Als de Heer verwijten gaat maken, zijn die volkomen terecht. Het zal ieder mens die zich niet heeft bekeerd, verweten worden dat hij zich niet heeft bekeerd. Het zich niet bekeren getuigt van onwil. Het verwijt dat de een krijgt, kan wel zwaarder zijn dan het verwijt dat de ander krijgt. Dat heeft te maken met de mate van verwijtbaarheid. Een rechter die de wet overtreedt die hij moet toepassen, is schuldiger dan iemand die onwetend de wet overtreedt.

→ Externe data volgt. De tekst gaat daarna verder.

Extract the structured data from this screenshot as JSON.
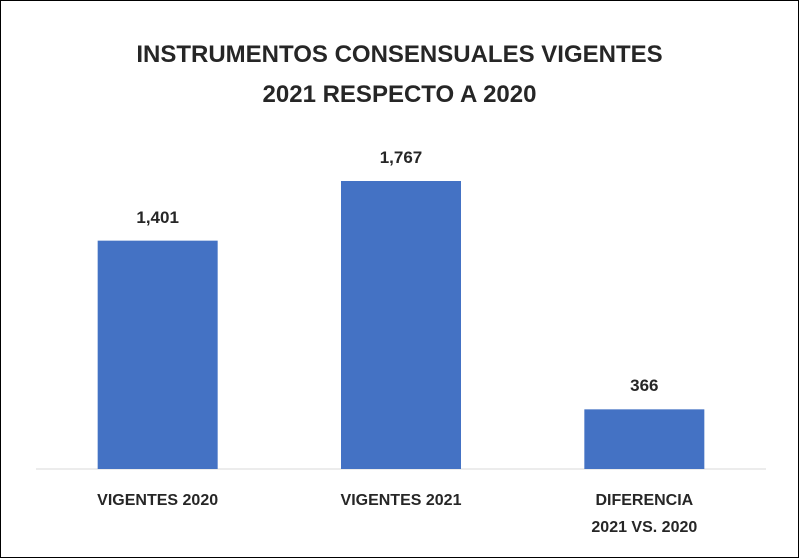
{
  "chart_data": {
    "type": "bar",
    "title": "INSTRUMENTOS CONSENSUALES VIGENTES\n2021 RESPECTO A 2020",
    "categories": [
      "VIGENTES 2020",
      "VIGENTES 2021",
      "DIFERENCIA\n2021 VS. 2020"
    ],
    "values": [
      1401,
      1767,
      366
    ],
    "value_labels": [
      "1,401",
      "1,767",
      "366"
    ],
    "color": "#4472c4"
  }
}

Zo is het met de steden waarin de Heer Jezus op de duidelijkste wijze heeft laten zien Wie Hij is. Als die steden ondanks de veelheid aan bewijzen Hem afwijzen, zijn zij schuldiger dan steden waarin Hij Zich niet op die wijze heeft geopenbaard. Ook die heidense steden zullen het oordeel krijgen dat zij door hun immorele gedrag verdienen. Toch zal het oordeel over hen lichter uitvallen dan het oordeel over de steden waar Christus zo’n duidelijk getuigenis van Zichzelf heeft gegeven en die Hem desondanks hebben verworpen.

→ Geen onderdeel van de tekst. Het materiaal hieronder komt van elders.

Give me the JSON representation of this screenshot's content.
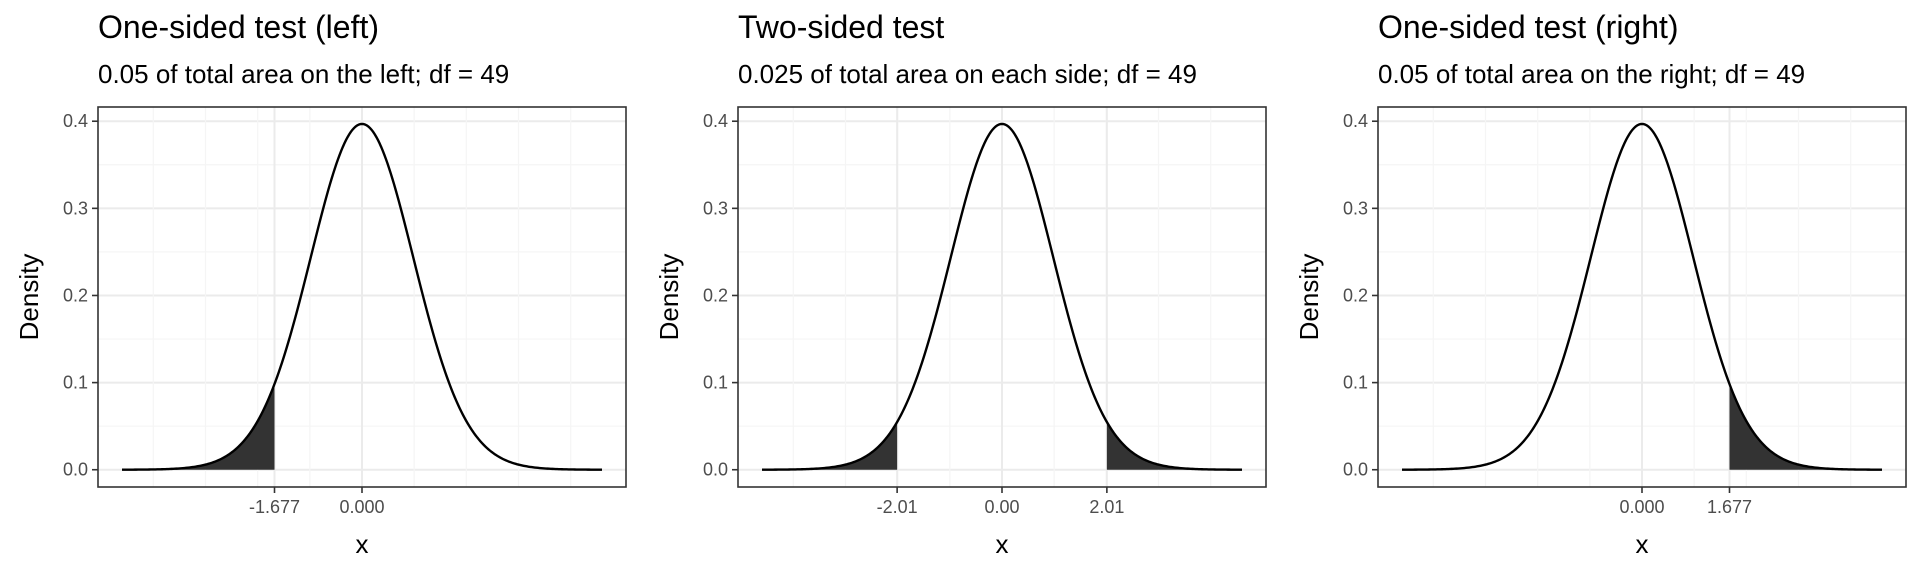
{
  "chart_data": [
    {
      "type": "area",
      "title": "One-sided test (left)",
      "subtitle": "0.05 of total area on the left; df = 49",
      "xlabel": "x",
      "ylabel": "Density",
      "df": 49,
      "xlim": [
        -4.6,
        4.6
      ],
      "ylim": [
        0,
        0.4
      ],
      "yticks": [
        "0.0",
        "0.1",
        "0.2",
        "0.3",
        "0.4"
      ],
      "xticks": [
        {
          "value": -1.677,
          "label": "-1.677"
        },
        {
          "value": 0,
          "label": "0.000"
        }
      ],
      "shaded_regions": [
        [
          -4.6,
          -1.677
        ]
      ],
      "curve": "Student t density, df = 49",
      "grid": true,
      "legend": "none"
    },
    {
      "type": "area",
      "title": "Two-sided test",
      "subtitle": "0.025 of total area on each side; df = 49",
      "xlabel": "x",
      "ylabel": "Density",
      "df": 49,
      "xlim": [
        -4.6,
        4.6
      ],
      "ylim": [
        0,
        0.4
      ],
      "yticks": [
        "0.0",
        "0.1",
        "0.2",
        "0.3",
        "0.4"
      ],
      "xticks": [
        {
          "value": -2.01,
          "label": "-2.01"
        },
        {
          "value": 0,
          "label": "0.00"
        },
        {
          "value": 2.01,
          "label": "2.01"
        }
      ],
      "shaded_regions": [
        [
          -4.6,
          -2.01
        ],
        [
          2.01,
          4.6
        ]
      ],
      "curve": "Student t density, df = 49",
      "grid": true,
      "legend": "none"
    },
    {
      "type": "area",
      "title": "One-sided test (right)",
      "subtitle": "0.05 of total area on the right; df = 49",
      "xlabel": "x",
      "ylabel": "Density",
      "df": 49,
      "xlim": [
        -4.6,
        4.6
      ],
      "ylim": [
        0,
        0.4
      ],
      "yticks": [
        "0.0",
        "0.1",
        "0.2",
        "0.3",
        "0.4"
      ],
      "xticks": [
        {
          "value": 0,
          "label": "0.000"
        },
        {
          "value": 1.677,
          "label": "1.677"
        }
      ],
      "shaded_regions": [
        [
          1.677,
          4.6
        ]
      ],
      "curve": "Student t density, df = 49",
      "grid": true,
      "legend": "none"
    }
  ],
  "colors": {
    "curve": "#000000",
    "fill": "#333333",
    "panel_border": "#333333",
    "grid_major": "#ebebeb",
    "grid_minor": "#f5f5f5",
    "tick_text": "#4d4d4d"
  }
}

We zouden ons kunnen afvragen waarom God dan aan de heidense steden die de Heer hier noemt niet een dergelijk getuigenis heeft gegeven, want dan zouden ze zich bekeerd hebben. Het antwoord is dat Tyrus en Sidon en Sodom en Gomorra naar de wijsheid van God een volmaakt bij hen passend getuigenis van Zijn openbaring hebben gehad. Zij hebben Gods getuigenis in de schepping gezien (Rm 1:19-20), maar zij hebben zich niet voor Hem gebogen. Zij hebben naar hun verdorven aard gehandeld en zich niets van Zijn openbaring in de schepping aangetrokken. Op grond van die verwerping van Gods getuigenis zullen ze geoordeeld worden. Zo wordt elk volk onderworpen aan een test van hun gehoorzaamheid aan God op een wijze die volkomen aansluit op hun verantwoordelijkheid.

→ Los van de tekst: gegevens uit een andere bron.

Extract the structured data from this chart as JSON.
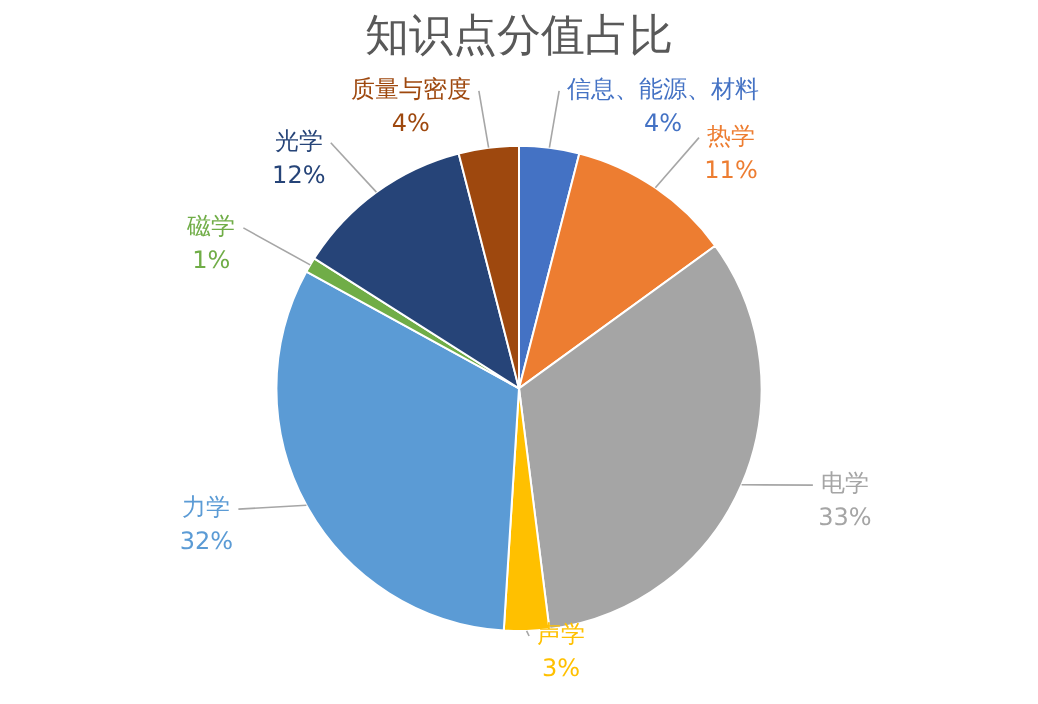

Van Kapernaüm wordt nog iets speciaals gezegd. Die stad heeft van alle steden van Israël een nog groter voorrecht verworpen. De Heer Jezus heeft daar gewoond. Ze hebben Hem dagelijks meegemaakt. Door Zijn aanwezigheid is de stad tot de hemel verhoogd, want in de Zoon van God is de hemel tot hen gekomen. Maar ze zullen in werkelijkheid niet in de hemel komen. Het tegendeel is het geval. Ze zullen tot de hades worden neergestoten. Ze hebben niets gedaan met het enorme voorrecht dat God onder hen heeft gewoond. Het heeft geen enkel effect op hen gehad.